2.       To be most productive, we helped Al focus first on items that would be moved. We would discuss the disposition of everything else later.

3.       We spent time with Al reviewing the contents of closets, dressers, and cupboards to see what items he really needed and which items he really loved.

4.       We allowed Al ample time to rest. We often left items for him to consider overnight so he had time to make choices or decisions by the next day.  

5.       In the end, we decided to move his bed, nightstand, dresser, his favorite easy chair, and a coffee table.

6.       We packed a few family pictures, one box of books, one box of paperwork, his favorite candy jar, three special pieces of handmade pottery, five large paintings, two lamps, seasonally appropriate clothing, bedding, some assistive devices, and toiletries.

For several weeks, Al’s only tasks were to pack his many medications into a carry-on suitcase and to sort some of his bills.

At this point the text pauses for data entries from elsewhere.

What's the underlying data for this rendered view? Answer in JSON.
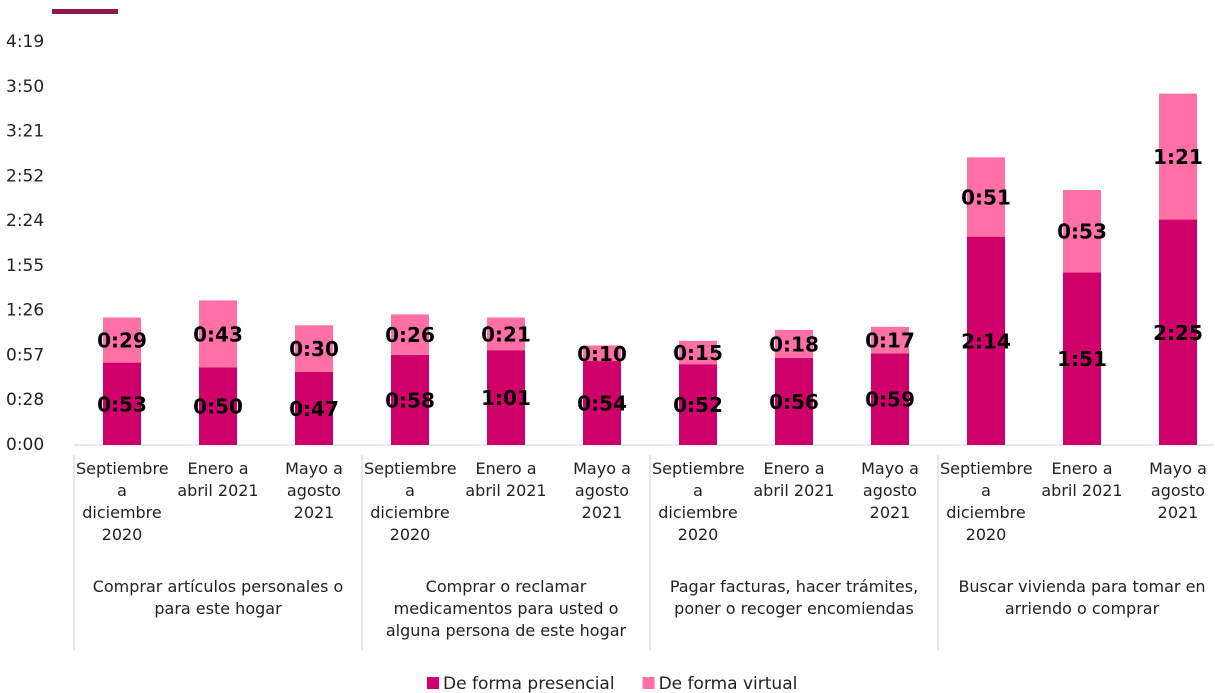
{
  "chart_data": {
    "type": "stacked_bar",
    "categories": [
      "Septiembre a diciembre 2020",
      "Enero a abril 2021",
      "Mayo a agosto 2021",
      "Septiembre a diciembre 2020",
      "Enero a abril 2021",
      "Mayo a agosto 2021",
      "Septiembre a diciembre 2020",
      "Enero a abril 2021",
      "Mayo a agosto 2021",
      "Septiembre a diciembre 2020",
      "Enero a abril 2021",
      "Mayo a agosto 2021"
    ],
    "category_groups": [
      "Comprar artículos personales o para este hogar",
      "Comprar o reclamar medicamentos para usted o alguna persona de este hogar",
      "Pagar facturas, hacer trámites, poner o recoger encomiendas",
      "Buscar vivienda para tomar en arriendo o comprar"
    ],
    "series": [
      {
        "name": "De forma presencial",
        "color": "#d0006b",
        "values": [
          53,
          50,
          47,
          58,
          61,
          54,
          52,
          56,
          59,
          134,
          111,
          145
        ],
        "value_labels": [
          "0:53",
          "0:50",
          "0:47",
          "0:58",
          "1:01",
          "0:54",
          "0:52",
          "0:56",
          "0:59",
          "2:14",
          "1:51",
          "2:25"
        ]
      },
      {
        "name": "De forma virtual",
        "color": "#ff70a6",
        "values": [
          29,
          43,
          30,
          26,
          21,
          10,
          15,
          18,
          17,
          51,
          53,
          81
        ],
        "value_labels": [
          "0:29",
          "0:43",
          "0:30",
          "0:26",
          "0:21",
          "0:10",
          "0:15",
          "0:18",
          "0:17",
          "0:51",
          "0:53",
          "1:21"
        ]
      }
    ],
    "ylim": [
      0,
      259.2
    ],
    "yticks": [
      {
        "value": 0,
        "label": "0:00"
      },
      {
        "value": 28.8,
        "label": "0:28"
      },
      {
        "value": 57.6,
        "label": "0:57"
      },
      {
        "value": 86.4,
        "label": "1:26"
      },
      {
        "value": 115.2,
        "label": "1:55"
      },
      {
        "value": 144,
        "label": "2:24"
      },
      {
        "value": 172.8,
        "label": "2:52"
      },
      {
        "value": 201.6,
        "label": "3:21"
      },
      {
        "value": 230.4,
        "label": "3:50"
      },
      {
        "value": 259.2,
        "label": "4:19"
      }
    ],
    "legend": "bottom"
  }
}
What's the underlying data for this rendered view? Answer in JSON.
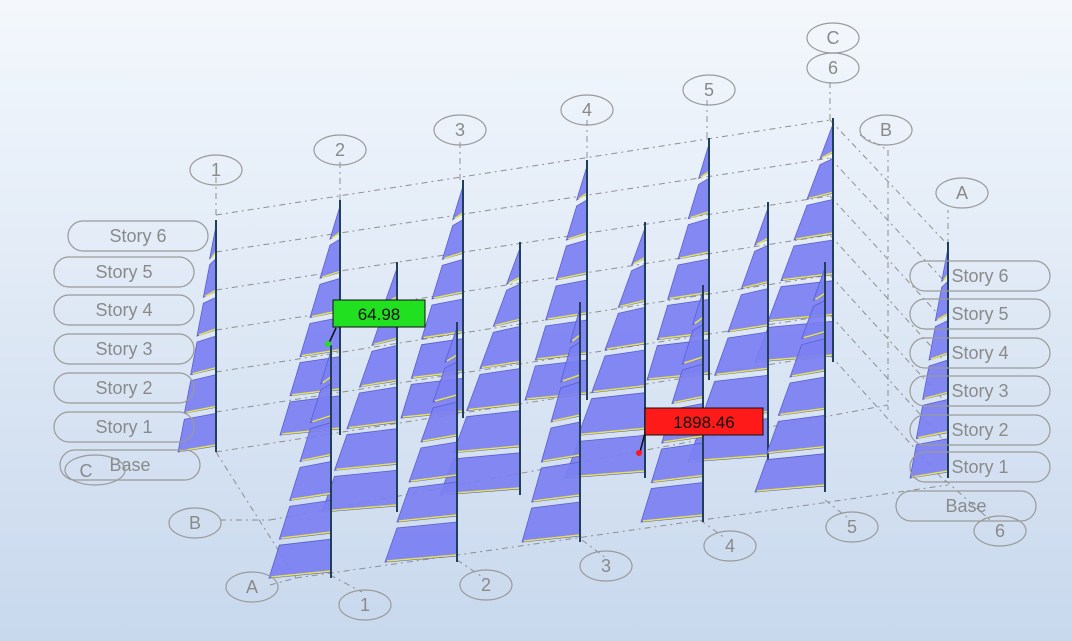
{
  "grid": {
    "numbers": [
      "1",
      "2",
      "3",
      "4",
      "5",
      "6"
    ],
    "letters": [
      "A",
      "B",
      "C"
    ]
  },
  "stories": [
    "Story 6",
    "Story 5",
    "Story 4",
    "Story 3",
    "Story 2",
    "Story 1",
    "Base"
  ],
  "callouts": [
    {
      "value": "64.98",
      "color": "#20e020"
    },
    {
      "value": "1898.46",
      "color": "#ff1a1a"
    }
  ],
  "colors": {
    "panel_fill": "#7b7ff2",
    "column_line": "#20405a",
    "story_tick": "#e7e34c",
    "background_top": "#f4f8fd",
    "background_bottom": "#c8d8ed"
  }
}
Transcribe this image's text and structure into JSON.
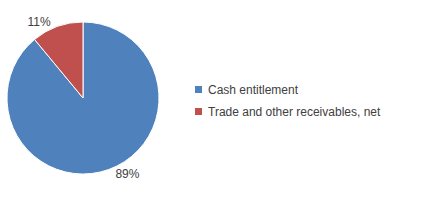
{
  "chart_data": {
    "type": "pie",
    "categories": [
      "Cash entitlement",
      "Trade and other receivables, net"
    ],
    "values": [
      89,
      11
    ],
    "value_labels": [
      "89%",
      "11%"
    ],
    "colors": [
      "#4f81bd",
      "#c0504d"
    ],
    "data_labels": true,
    "legend": "right"
  }
}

He liked to feel included, so he also gave us an extra hand whenever he saw us sealing a box. He would hold the box flaps in place with the end of his cane so we could easily apply the packing tape!

7.       With Al’s permission, we alerted his sister to some of his late payment notices.

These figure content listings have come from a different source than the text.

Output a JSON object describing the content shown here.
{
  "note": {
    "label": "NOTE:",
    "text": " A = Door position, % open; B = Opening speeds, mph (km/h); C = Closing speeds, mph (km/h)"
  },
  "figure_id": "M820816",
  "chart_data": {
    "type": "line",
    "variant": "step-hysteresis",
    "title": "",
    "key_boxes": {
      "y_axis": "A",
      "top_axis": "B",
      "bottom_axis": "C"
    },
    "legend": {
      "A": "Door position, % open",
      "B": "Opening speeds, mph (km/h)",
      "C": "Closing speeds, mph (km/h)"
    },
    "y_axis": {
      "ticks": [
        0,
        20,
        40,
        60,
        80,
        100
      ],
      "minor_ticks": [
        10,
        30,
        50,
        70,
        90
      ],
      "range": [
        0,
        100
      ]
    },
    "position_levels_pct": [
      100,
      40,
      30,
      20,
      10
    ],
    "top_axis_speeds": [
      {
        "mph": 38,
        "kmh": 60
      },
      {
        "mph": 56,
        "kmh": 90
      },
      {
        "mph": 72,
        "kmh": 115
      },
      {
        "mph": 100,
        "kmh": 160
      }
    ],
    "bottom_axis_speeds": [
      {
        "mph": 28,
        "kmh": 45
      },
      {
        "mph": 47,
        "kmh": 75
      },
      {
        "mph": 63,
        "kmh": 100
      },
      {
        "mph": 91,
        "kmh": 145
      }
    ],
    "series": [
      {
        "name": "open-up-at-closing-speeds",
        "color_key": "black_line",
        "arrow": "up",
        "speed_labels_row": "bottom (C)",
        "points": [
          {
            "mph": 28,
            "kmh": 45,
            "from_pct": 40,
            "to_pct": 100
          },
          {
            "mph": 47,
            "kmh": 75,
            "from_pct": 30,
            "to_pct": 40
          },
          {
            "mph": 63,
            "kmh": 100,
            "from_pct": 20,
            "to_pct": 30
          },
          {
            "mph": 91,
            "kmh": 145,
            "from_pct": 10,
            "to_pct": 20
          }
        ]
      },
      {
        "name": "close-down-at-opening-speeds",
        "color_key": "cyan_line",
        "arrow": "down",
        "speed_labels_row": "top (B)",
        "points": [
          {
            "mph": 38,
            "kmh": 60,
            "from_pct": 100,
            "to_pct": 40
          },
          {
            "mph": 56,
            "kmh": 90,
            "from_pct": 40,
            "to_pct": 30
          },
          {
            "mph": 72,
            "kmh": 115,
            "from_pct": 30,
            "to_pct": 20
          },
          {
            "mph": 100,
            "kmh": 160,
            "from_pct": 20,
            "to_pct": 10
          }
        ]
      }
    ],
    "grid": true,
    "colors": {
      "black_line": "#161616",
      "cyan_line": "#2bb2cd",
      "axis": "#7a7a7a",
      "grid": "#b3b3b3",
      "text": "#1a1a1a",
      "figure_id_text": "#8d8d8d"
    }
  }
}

8.       We asked Al if he knew of any pottery classes offered in the area. He knew of several and we asked if we could contact those organizations to see if they’d be interested in some of his supplies. Al took our suggestion one step further and donated all of his supplies to the VA. They teach classes to injured veterans and appreciated the supplies.

9.       Because he was hard of hearing, we also assisted Al with his calls to the bank and utility companies so he could transfer or cancel accounts.  

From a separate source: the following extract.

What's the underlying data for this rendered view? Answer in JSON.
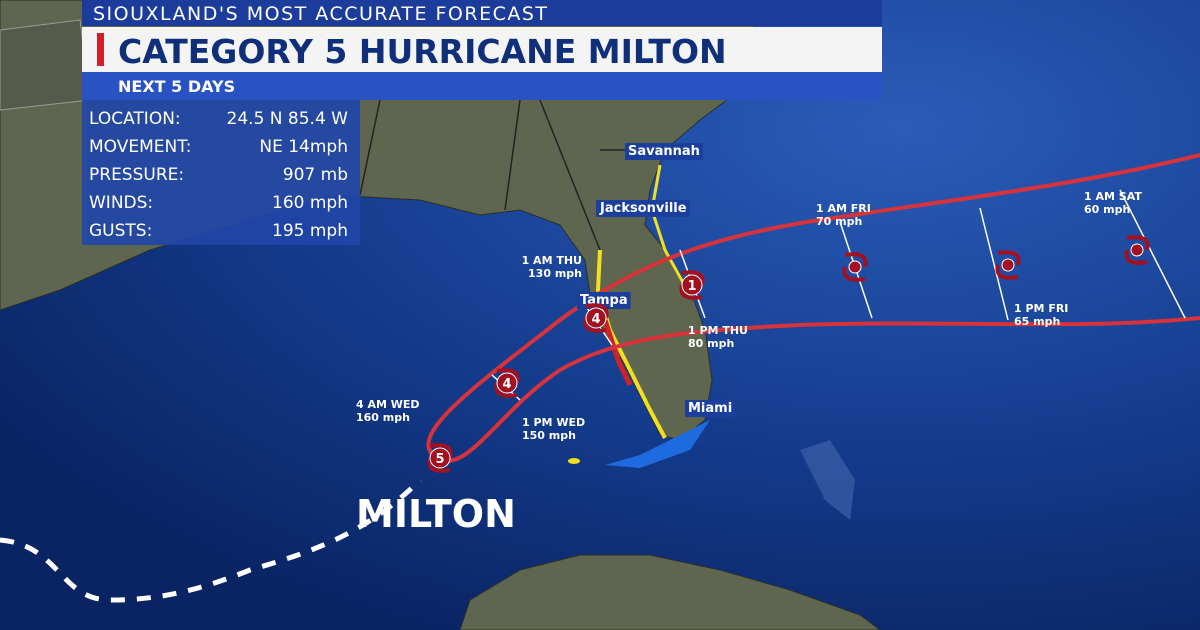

10.   We contacted three of our trusted auto transport companies for quotes and Al chose a company to drive his car out of state.  The company could not pick up the car until the day after Al left town, so we arranged for a staff member to meet the driver and hand over the keys. As we packed the trunk with several non-breakable items, we saw that Al had placed a number of last minute items in the back of the car, including more art supplies and a random assortment of items from his garage.  We rearranged the items for safety, but left them in the car. 

11.   We contacted two of our trusted moving partners for quotes and Al hired the one he preferred. We managed all communications with the mover and we provided oversight on moving day.

12.   As moving day came to a close, Al left for the airport. As he hugged us goodbye he repeated “I don’t know what I’d do without you!”


We then turned our attention to the remaining contents of his house. 

Join us next month to see how we prepare Al’s house for market!


What We Know

The confusion, stress and symptoms Al demonstrated are very common in a late life transition. Even when older family members choose to move, it can be difficult to get started and even more difficult to make all the necessary decisions. When someone is feeling that kind of stress, the best kind of help they can receive is patience and understanding from those around them, and a sense of control over the situation. It is also important to protect vulnerable adults like Al by hiring only the most trusted, secure, and reliable resources, especially where personal property, identity, bank records and such are at risk.  The process of moving in late life isn’t easy, but once reduced to small, manageable steps, even the most difficult move can become a pleasant and successful journey forward. Just ask Al!